First, make all dumping at the Davis Street waste facility free. Second, pay people a nominal amount, say $10, for every pickup truck load they deliver to Davis Street. This would encourage dumpers to take their loads to the facility and seed a microenterprise of people who would comb the streets for stuff to haul to the dump. If $10 doesn’t result in significant deliveries, increase the fee.

The city will no doubt argue that this would be an expensive proposition. It should consider the offsetting savings — the funds spent responding to 36,000 annual complaints, hiring additional staff, organizing pickups, and dealing with quality of life and health issues related to dumping that could be saved by this simple expedient.

David La Piana
Alameda

Progressive council
leads Richmond astray

The article Nov. 11 “Richmond city leadership in a state of turmoil” (Page B1) highlights the dysfunction in our city government.

The council — now minus the city attorney and city manager — is dominated by the Richmond Progressive Alliance, which runs along ideological lines, turning away from pressing needs like essential city services, crime prevention, economic growth and a responsibly functioning government. Instead, the gang is relitigating at city expense a decision already passed by the previous City Council. They are defunding an already depleted police force, neglecting economic development, and doing little to promote safe and clean neighborhoods. While the city’s commercial areas struggle with vacant storefronts, garbage and generally shabby conditions, the council largely neglects these concerns and instead speaks for some grand ideological purity.

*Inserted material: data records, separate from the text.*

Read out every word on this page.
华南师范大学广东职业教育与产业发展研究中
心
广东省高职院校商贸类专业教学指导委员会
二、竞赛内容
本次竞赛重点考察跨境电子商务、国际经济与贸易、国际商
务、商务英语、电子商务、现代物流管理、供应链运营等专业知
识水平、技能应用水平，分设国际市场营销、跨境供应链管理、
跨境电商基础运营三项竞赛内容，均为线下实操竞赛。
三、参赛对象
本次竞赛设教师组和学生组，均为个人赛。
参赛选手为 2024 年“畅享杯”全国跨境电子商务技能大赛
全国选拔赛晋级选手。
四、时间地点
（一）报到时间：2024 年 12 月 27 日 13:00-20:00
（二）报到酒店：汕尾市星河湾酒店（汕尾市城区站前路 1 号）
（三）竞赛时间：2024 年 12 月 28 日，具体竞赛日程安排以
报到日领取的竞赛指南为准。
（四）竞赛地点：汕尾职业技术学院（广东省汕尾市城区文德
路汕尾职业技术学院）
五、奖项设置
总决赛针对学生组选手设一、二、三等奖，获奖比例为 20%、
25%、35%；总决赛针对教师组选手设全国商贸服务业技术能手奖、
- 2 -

The city of Richmond had a lot of promise 10 years ago. It is now seriously going downhill.

Wallace Ravven
Richmond

Climate summit should
have pushed carbon tax

Regarding the recent article by Seth Borenstein about how inadequate the recent Glasgow climate pact is (“Experts wanted more from nations’ agreement,” Page A4, Nov. 15), there is a simple, market-based way to quickly reduce our CO2 emissions. It’s called a carbon tax.

An adequate carbon tax ($15 per ton to start) would bring down our emissions 50% by 2030. If the revenues raised from the tax were rebated to households, people would be protected from rising costs of fossil fuels.

A carbon tax could be part of the reconciliation bill currently being negotiated in the Senate.

Trish Clifford
Richmond

Glasgow meeting didn’t
make meaningful change

Was the Climate Summit for real? Over 200 countries sent politicians, diplomats, environmentalists and activists to Glasgow for a “Climate Summit” (“Negotiators strike a deal, but it doesn’t solve crisis,” Page A1, Nov. 14). Think of all the private jets and huge motorcades polluting the very environment they claim to be so concerned about.

So what was the summit outcome? Well, they struck an agreement to meet again next year with “stronger plans” to address climate change. They called it a “major” agreement. So basically the summit was nothing more than a meeting for the purpose of setting up another meeting. I’m sure there were also many committees tasked with establishing other committees.

This is why nothing ever gets done. These people, who all suffer from “Do as I say, not as I do” mentalities, feel completely justified in all their excesses, but they accomplish literally nothing for the common good. This summit was a boondoggle, pure and simple.

Joseph Gumina
San Carlos

Biden’s climate fight
should start at home

Joe Biden promised to be the climate president and wanted to establish the United States as an international leader at the COP26 climate talks in Scotland. But leadership starts at home.

Biden can’t talk a big game at the climate talks while approving fossil fuel projects in indigenous, Black and low-wealth communities. The most important thing he can do to show U.S. leadership is to keep fossil fuels in the ground.

Biden can use his existing executive authority to stop fossil fuel projects, just like he did with Keystone XL. From drilling on public lands to pipelines, refineries, petrochemicals and exports, he can direct his agencies to reject permits for fossil fuel projects today with a stroke of a pen.

We deserve a world beyond fossil fuels. And Biden can deliver it with executive action to not just build back better, but build back fossil-free.